Your Representative is in the House of Representatives. More populous states have more representatives. This of course is also biased against Democrats according to Hall as each Democratic Representative represents more citizens than Republican Representatives. Now this might be true, considering that no matter how few people live in a state, they still get at least one Representative. The total number of Representatives is fixed at 435. So as the population of the most populous states gets larger, each representative will naturally represent more citizens. The low-population states can lose citizens and still maintain at least one Representative.

This might be slightly unfair to urban centers, but it is not exactly fair to the country folk either. For example, there are many Representatives representing parts of New York City and only one Representative each for all of Montana, Alaska, Delaware, South Dakota, North Dakota, Vermont, and Wyoming. Each of these states has three total representatives when you include the Senators. New York has 29 Representatives. California has 53 (plus two Senators.) Each of these two large states has more votes in congress than all the small states I mentioned.

Now the system was setup this way to balance between the urban states and the country states and lets face it, if the Presidential election was a straight popular vote, candidates would spend all their time in the most populous states and avoid the middle ‘flyover’ part of the country. Mr. Hall points out that according to a populous vote, Gore would have been elected President in 2000. However he neglects to mention in his article that President Bush won the populous vote this time around.

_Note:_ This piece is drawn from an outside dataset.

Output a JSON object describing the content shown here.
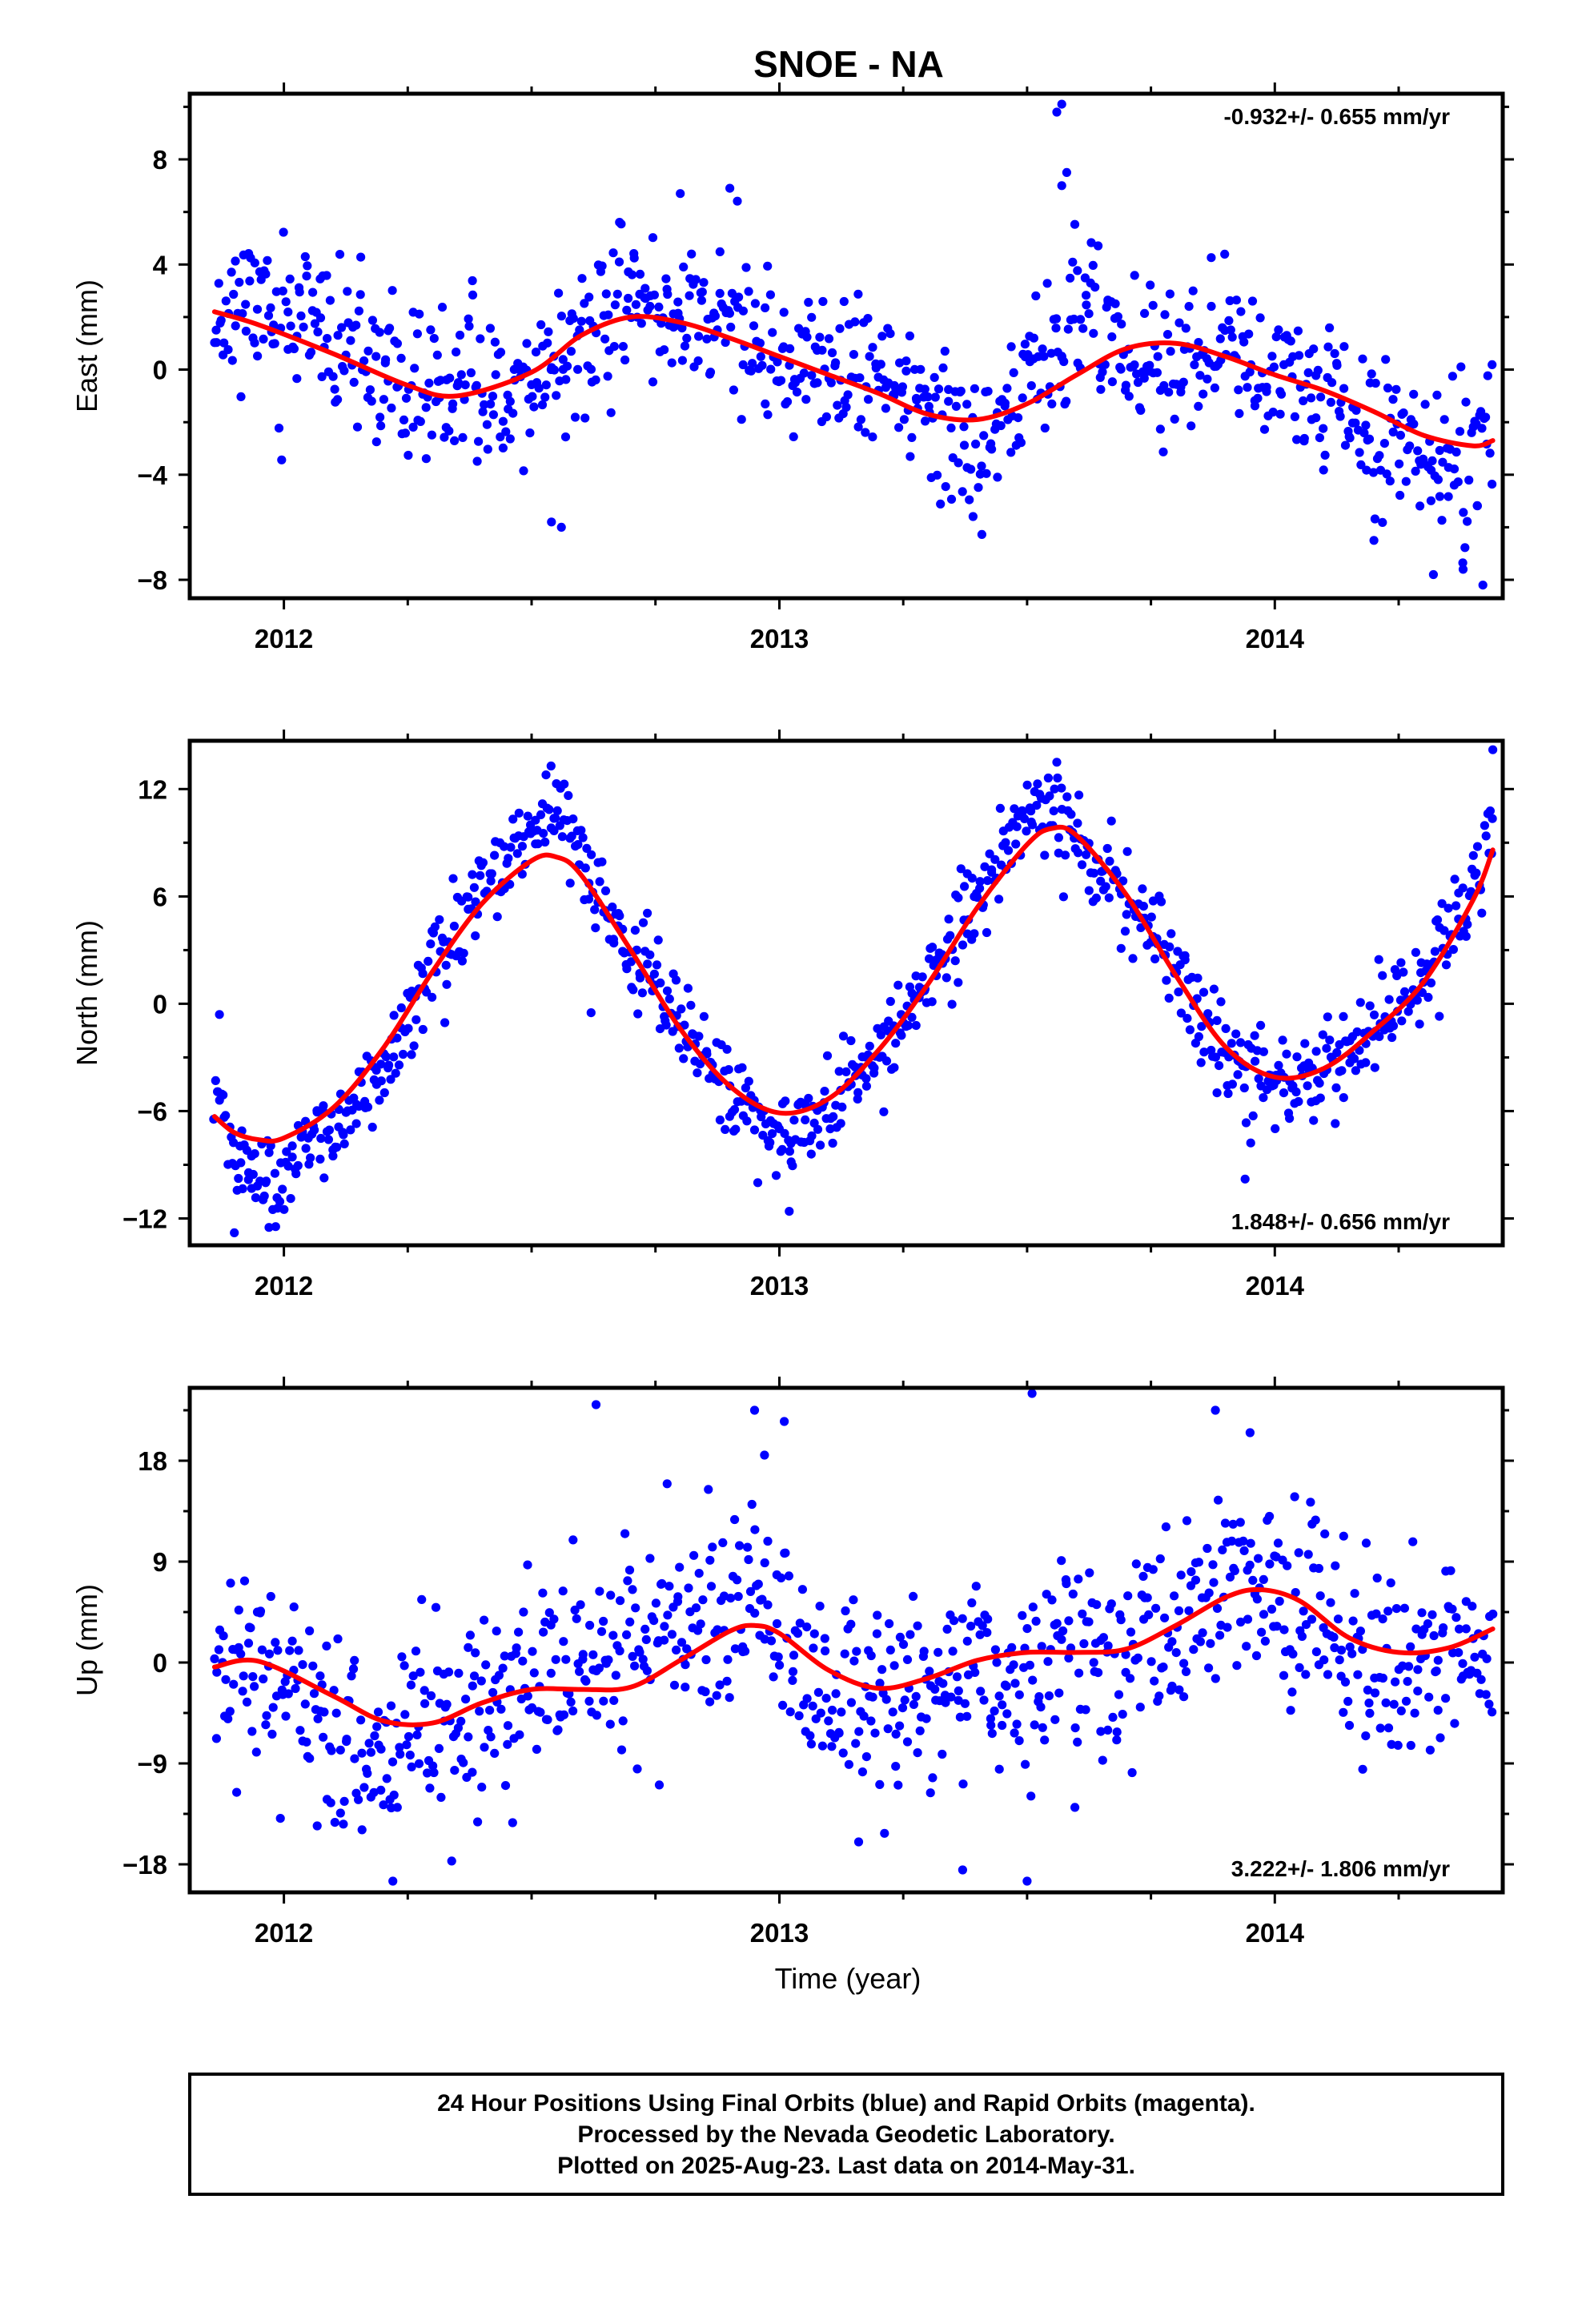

I found his article an interesting read. I think the story would have been more complete if he mentioned the Opinion Journal piece:

The Empty Cradle Will Rock, How abortion is costing the Democrats voters--literally.

This is a great evaluation on how abortion is reducing the number of Democrat leaning voters to a much greater extent than Republican leaning voters:

“The more ideologically Democratic the voters are (self-identified liberals), the more abortions they have. The more ideologically Republican the voters are (self-identified conservatives), the fewer abortions they have.”

I would have loved to have read his interpretation on how apportion is biased against Democrats.